Raramente acontece um câncer na vagina causado pelas células da própria vagina. Estes, chamados de Carcinoma Epidermoide, são apenas 1% de cânceres  ginecológicos. Normalmente, ele é de origem secundária, ou seja, proveniente de metástases de câncer em órgãos próximos, como o de colo de útero, ovários, endométrio ou até de intestino grosso.

As ocorrências de câncer vaginal são mais frequentes em mulheres de idades entre 45 e 65 anos, também as que não mantém relações sexuais. Esse fator contribui para que os diagnósticos desses casos sejam feitos quando a doença já está em estágio avançado, já que alguns sintomas, como dor durante o sexo, por exemplo, podem não ser percebidos. Por isso a importância dos exames de rotina.

Quais são os sintomas?

Geralmente os sintomas são: corrimento e/ou sangramento vaginal, dor durante as relações sexuais, ardência e, quando o estágio está avançado, podem aparecer ulcerações (feridas), com infecção ou não. Além disso, em casos avançados, o tumor alcança a bexiga e o reto e causa urgência em urinar e também dor.

O que causa câncer na vagina?

A exposição ao HPV (Papiloma Vírus Humano) aparece como a principal causa, mas a irradiação prévia também pode ocasioná-lo. Assim como, enquanto no útero, a mãe tendo usado estrogênio sintético para evitar aborto.

Diagnóstico e tratamento

Colposcopia
Colposcopia

Pode-se identificar o câncer de vagina em exames de rotina no ginecologista, quando ele faz um exame a olho nu, ou então, com um aparelho próprio, chamado colposcópio, que funciona como uma lente de aumento. As lesões suspeitas passarão por biópsia para um diagnóstico preciso.

Poderão ser aplicadas como tratamento, a cirurgia ou a radioterapia, dependendo do estágio em que se encontre a doença e dos danos causados.

Muitas mulheres tem dúvidas a respeito da cirurgia, quanto à vida sexual.
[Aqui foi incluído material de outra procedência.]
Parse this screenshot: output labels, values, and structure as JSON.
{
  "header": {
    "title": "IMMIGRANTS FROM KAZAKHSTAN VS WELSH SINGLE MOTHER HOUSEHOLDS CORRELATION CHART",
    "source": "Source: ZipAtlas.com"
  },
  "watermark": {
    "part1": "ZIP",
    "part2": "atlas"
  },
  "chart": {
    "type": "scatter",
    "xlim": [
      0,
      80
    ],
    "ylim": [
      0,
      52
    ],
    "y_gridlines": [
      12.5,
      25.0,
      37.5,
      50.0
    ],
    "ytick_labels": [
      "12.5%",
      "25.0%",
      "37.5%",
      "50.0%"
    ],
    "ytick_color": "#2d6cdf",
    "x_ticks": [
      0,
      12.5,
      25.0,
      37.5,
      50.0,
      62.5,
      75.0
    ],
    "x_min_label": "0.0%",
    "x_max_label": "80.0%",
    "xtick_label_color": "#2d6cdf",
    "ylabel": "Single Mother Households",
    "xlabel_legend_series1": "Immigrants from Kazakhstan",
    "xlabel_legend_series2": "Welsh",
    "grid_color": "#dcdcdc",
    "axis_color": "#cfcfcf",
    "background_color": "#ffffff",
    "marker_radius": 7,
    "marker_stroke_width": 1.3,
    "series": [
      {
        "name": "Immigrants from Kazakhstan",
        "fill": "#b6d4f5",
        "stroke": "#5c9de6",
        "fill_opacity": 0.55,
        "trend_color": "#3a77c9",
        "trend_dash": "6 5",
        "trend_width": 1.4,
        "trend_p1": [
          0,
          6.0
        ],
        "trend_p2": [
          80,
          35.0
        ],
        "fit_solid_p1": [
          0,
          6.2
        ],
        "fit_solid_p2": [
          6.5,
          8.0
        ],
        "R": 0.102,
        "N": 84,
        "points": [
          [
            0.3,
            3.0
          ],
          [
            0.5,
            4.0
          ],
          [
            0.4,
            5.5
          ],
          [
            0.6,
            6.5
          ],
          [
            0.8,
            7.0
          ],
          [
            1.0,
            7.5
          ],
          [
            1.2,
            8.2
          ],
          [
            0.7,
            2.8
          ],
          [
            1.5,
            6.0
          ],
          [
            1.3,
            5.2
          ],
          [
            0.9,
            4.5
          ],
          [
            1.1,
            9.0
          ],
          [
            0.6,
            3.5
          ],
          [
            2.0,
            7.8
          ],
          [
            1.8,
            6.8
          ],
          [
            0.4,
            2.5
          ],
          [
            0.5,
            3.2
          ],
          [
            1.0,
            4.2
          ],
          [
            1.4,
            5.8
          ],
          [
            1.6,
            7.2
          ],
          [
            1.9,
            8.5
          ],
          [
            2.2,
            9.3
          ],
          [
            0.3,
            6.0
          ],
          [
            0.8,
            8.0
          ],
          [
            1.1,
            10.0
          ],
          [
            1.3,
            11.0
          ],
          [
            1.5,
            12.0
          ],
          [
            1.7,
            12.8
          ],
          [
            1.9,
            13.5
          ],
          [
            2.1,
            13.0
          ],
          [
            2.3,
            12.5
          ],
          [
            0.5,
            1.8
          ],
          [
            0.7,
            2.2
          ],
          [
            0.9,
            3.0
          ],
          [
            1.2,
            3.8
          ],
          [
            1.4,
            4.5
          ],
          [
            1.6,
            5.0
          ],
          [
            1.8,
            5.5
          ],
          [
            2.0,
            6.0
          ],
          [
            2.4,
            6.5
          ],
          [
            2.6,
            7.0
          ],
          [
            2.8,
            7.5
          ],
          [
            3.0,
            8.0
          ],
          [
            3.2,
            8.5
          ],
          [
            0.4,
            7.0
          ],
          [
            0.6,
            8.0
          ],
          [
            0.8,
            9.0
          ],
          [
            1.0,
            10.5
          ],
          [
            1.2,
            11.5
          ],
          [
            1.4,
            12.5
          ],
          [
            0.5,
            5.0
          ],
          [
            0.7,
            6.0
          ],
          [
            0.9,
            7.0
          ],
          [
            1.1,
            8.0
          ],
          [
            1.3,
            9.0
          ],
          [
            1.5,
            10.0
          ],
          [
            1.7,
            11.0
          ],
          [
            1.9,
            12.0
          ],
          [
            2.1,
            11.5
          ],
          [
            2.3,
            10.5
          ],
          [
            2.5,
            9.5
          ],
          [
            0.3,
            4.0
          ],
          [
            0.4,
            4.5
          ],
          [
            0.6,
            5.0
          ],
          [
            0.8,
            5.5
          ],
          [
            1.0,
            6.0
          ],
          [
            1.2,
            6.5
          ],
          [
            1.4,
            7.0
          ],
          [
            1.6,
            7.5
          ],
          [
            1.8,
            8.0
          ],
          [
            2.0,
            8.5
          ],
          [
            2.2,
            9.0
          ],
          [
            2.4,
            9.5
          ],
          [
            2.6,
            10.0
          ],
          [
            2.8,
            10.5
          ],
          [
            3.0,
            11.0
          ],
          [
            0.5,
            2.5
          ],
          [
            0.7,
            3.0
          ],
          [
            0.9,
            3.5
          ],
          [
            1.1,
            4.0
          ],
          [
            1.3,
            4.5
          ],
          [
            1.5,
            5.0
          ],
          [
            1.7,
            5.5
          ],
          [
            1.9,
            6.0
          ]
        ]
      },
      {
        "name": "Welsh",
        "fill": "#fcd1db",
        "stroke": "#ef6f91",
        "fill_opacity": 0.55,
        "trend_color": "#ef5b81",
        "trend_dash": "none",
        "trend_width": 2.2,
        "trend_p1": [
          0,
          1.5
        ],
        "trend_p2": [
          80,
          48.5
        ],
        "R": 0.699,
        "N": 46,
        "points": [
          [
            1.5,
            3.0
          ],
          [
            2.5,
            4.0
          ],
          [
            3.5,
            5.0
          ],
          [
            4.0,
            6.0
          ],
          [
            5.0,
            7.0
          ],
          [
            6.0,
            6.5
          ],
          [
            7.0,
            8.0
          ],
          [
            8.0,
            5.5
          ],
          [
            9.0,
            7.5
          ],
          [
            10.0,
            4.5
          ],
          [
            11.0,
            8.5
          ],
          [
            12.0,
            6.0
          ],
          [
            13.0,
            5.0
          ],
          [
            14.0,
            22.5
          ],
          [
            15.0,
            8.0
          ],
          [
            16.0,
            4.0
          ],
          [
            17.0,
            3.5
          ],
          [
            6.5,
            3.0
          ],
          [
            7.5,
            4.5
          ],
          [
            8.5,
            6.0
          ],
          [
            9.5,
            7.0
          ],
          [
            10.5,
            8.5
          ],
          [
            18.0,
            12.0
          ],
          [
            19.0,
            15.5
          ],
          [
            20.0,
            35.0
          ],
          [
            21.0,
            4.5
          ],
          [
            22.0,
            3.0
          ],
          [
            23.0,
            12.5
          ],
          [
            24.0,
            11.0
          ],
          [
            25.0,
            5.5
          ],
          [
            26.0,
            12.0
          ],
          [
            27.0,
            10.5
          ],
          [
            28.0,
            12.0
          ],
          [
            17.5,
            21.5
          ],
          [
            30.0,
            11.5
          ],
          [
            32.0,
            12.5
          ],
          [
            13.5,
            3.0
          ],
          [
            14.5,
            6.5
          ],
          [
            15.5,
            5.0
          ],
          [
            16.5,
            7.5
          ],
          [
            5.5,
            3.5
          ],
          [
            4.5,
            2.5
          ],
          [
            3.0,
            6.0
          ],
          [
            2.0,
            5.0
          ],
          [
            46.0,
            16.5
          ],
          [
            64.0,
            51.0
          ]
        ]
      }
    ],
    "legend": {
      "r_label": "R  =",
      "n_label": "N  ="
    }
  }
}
Realmente, em alguns casos, após a cirurgia, o sexo se torna difícil ou impossível, mas também há a possibilidade de reconstrução da vagina com enxertos.

Prevenção

A prevenção não se foca nas causas diretamente, já que estas são incertas, mas, em se evitar fatores de risco, como o contágio pelo HPV. Como em qualquer outra situação, o aconselhável é que se use preservativo em qualquer relação sexual e se limitem o número de parceiros. Também, de modo geral, cuidar da saúde, alimentando-se de forma equilibrada, não fumando e praticando alguma atividade física. Tudo isso contribuirá para evitar qualquer tipo de câncer.